Stalwart developers who were more accustomed to jQuery and Ajax’s mental models learned much from universal JavaScript about what today’s front-end developers want. In the same way, currently resistant headless CMSs who believe “architectural purity” trumps honoring the needs of all CMS personas can learn much from content editors. Yes, developer experience still matters. And yes, editorial experience still matters too.
Conclusion: Visual building and preview are still what content editors and designers miss most
The core problem with headless CMSs’ separation of concerns between “data as content” and “data as presentation” is the reality on the ground. Content teams working with CMSs aren’t satisfied with simply entering their data and trusting that those objects and assets make it into JSON for delivery through GraphQL or REST APIs, without any involvement in how that data is presented.
What content teams want is what they’ve always had in the monolithic CMS and what they feel has been taken away in headless CMSs: visual and presentation management tools that involve people on many different teams, each with their own incentives. Layout building, preview flows, templated components, and compliance and approval workflows remain nonnegotiables for content teams that care deeply, and rightfully so, about faithfulness to design systems, accessibility standards, marketing benchmarks, and government regulations.
We’ve seen headless CMSs struggle over the years to reinvent the wheel to restore the editorial workflows that made monolithic CMSs like Drupal and WordPress so successful in the first place. These are key needs like visual editing, preview, compliance, approval, scheduling, and more customizable workflows that interact with other CMS features and other products. All of these concerns were easy when the static website was all that the monolithic CMS generation had to contend with, and that’s why Drupal and WordPress remain so popular. But now, the CMS needs these workflows to be in place for channels like augmented reality, digital signage, and voice assistants, in addition to frameworks like React, Vue.js, and Astro.
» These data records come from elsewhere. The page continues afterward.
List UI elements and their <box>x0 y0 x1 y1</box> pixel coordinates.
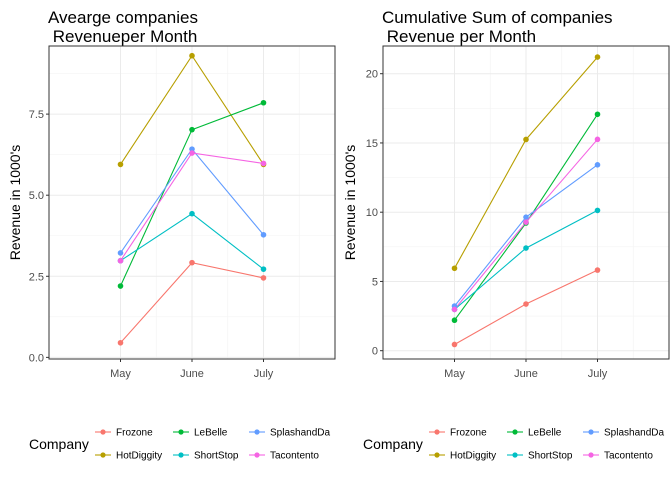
legend-label: SplashandDa <box>604 428 664 439</box>
legend-label: ShortStop <box>194 451 239 462</box>
data-point-lebelle <box>189 126 195 133</box>
y-tick-label: 0.0 <box>29 352 44 364</box>
legend: Company Frozone HotDiggity LeBelle ShortStop… <box>363 428 664 462</box>
legend: Company Frozone HotDiggity LeBelle ShortStop… <box>29 428 330 462</box>
data-point-frozone <box>523 301 529 307</box>
y-tick-label: 5.0 <box>29 190 44 202</box>
legend-title: Company <box>363 436 423 452</box>
y-axis-label: Revenue in 1000's <box>7 145 23 261</box>
data-point-lebelle <box>260 99 267 106</box>
legend-key-point <box>100 429 106 435</box>
data-point-splashandda <box>189 146 195 152</box>
legend-key-point <box>100 452 106 458</box>
y-axis-label: Revenue in 1000's <box>342 145 358 261</box>
data-point-tacontento <box>523 219 529 225</box>
data-point-splashandda <box>523 214 529 220</box>
legend-label: Tacontento <box>604 451 653 462</box>
legend-key-point <box>588 452 594 458</box>
legend-key-point <box>434 429 440 435</box>
data-point-tacontento <box>451 306 458 313</box>
legend-item-hotdiggity: HotDiggity <box>429 451 496 462</box>
data-point-tacontento <box>260 160 267 167</box>
x-tick-label: May <box>444 368 465 380</box>
data-point-frozone <box>451 341 458 348</box>
chart-panel-1: 0.0 2.5 5.0 7.5 May June July Revenue in 1000's… <box>7 8 336 462</box>
data-point-shortstop <box>594 207 601 214</box>
x-tick-label: May <box>110 368 131 380</box>
chart-title-line-1: Avearge companies <box>48 8 198 27</box>
legend-item-splashandda: SplashandDa <box>249 428 330 439</box>
legend-item-shortstop: ShortStop <box>173 451 239 462</box>
legend-label: LeBelle <box>528 428 562 439</box>
data-point-splashandda <box>594 162 601 168</box>
legend-label: Frozone <box>116 428 153 439</box>
chart-title-line-2: Revenue per Month <box>382 27 536 46</box>
data-point-lebelle <box>594 111 601 118</box>
legend-label: SplashandDa <box>270 428 330 439</box>
legend-item-shortstop: ShortStop <box>507 451 573 462</box>
data-point-lebelle <box>451 317 458 324</box>
chart-title-line-2: Revenueper Month <box>48 27 197 46</box>
x-tick-label: July <box>254 368 274 380</box>
data-point-hotdiggity <box>594 54 601 60</box>
legend-label: Frozone <box>450 428 487 439</box>
chart-title-line-1: Cumulative Sum of companies <box>382 8 613 27</box>
data-point-frozone <box>260 275 267 281</box>
data-point-splashandda <box>260 231 267 238</box>
legend-key-point <box>254 452 260 458</box>
legend-key-point <box>512 429 518 435</box>
legend-item-frozone: Frozone <box>429 428 487 439</box>
legend-key-point <box>178 452 184 458</box>
legend-label: LeBelle <box>194 428 228 439</box>
data-point-hotdiggity <box>189 52 195 59</box>
y-tick-label: 2.5 <box>29 271 44 283</box>
data-point-frozone <box>594 267 601 273</box>
data-point-tacontento <box>594 136 601 143</box>
data-point-hotdiggity <box>117 161 124 168</box>
y-tick-label: 20 <box>366 69 378 81</box>
data-point-shortstop <box>523 245 529 251</box>
legend-item-frozone: Frozone <box>95 428 153 439</box>
legend-item-lebelle: LeBelle <box>507 428 562 439</box>
data-point-shortstop <box>260 266 267 272</box>
data-point-frozone <box>189 259 195 266</box>
y-tick-label: 5 <box>372 276 378 288</box>
x-tick-label: June <box>180 368 204 380</box>
data-point-shortstop <box>189 210 195 217</box>
legend-item-tacontento: Tacontento <box>249 451 319 462</box>
legend-item-tacontento: Tacontento <box>583 451 653 462</box>
legend-label: HotDiggity <box>450 451 496 462</box>
data-point-splashandda <box>117 250 124 256</box>
legend-item-lebelle: LeBelle <box>173 428 228 439</box>
chart-panel-2: 0 5 10 15 20 May June July Revenue in 1000's Cumu… <box>342 8 670 462</box>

That’s why we’re seeing a great “rebundling” in their products and ecosystems to partially reverse the disruptive “unbundling” that catalyzed the growth of headless CMSs in the first place. In the second installment of this article series, I’ll share why the universal CMS paradigm is gaining such steam in the industry and how exactly this “rebundling” can take shape in an optimal way for both content teams and developer teams alike.
Special thanks to Ashley Bischoff, Valeria Brigatti, Aaron Gustafson, Freddy Montes, and John Michael Thomas for their feedback during the writing process.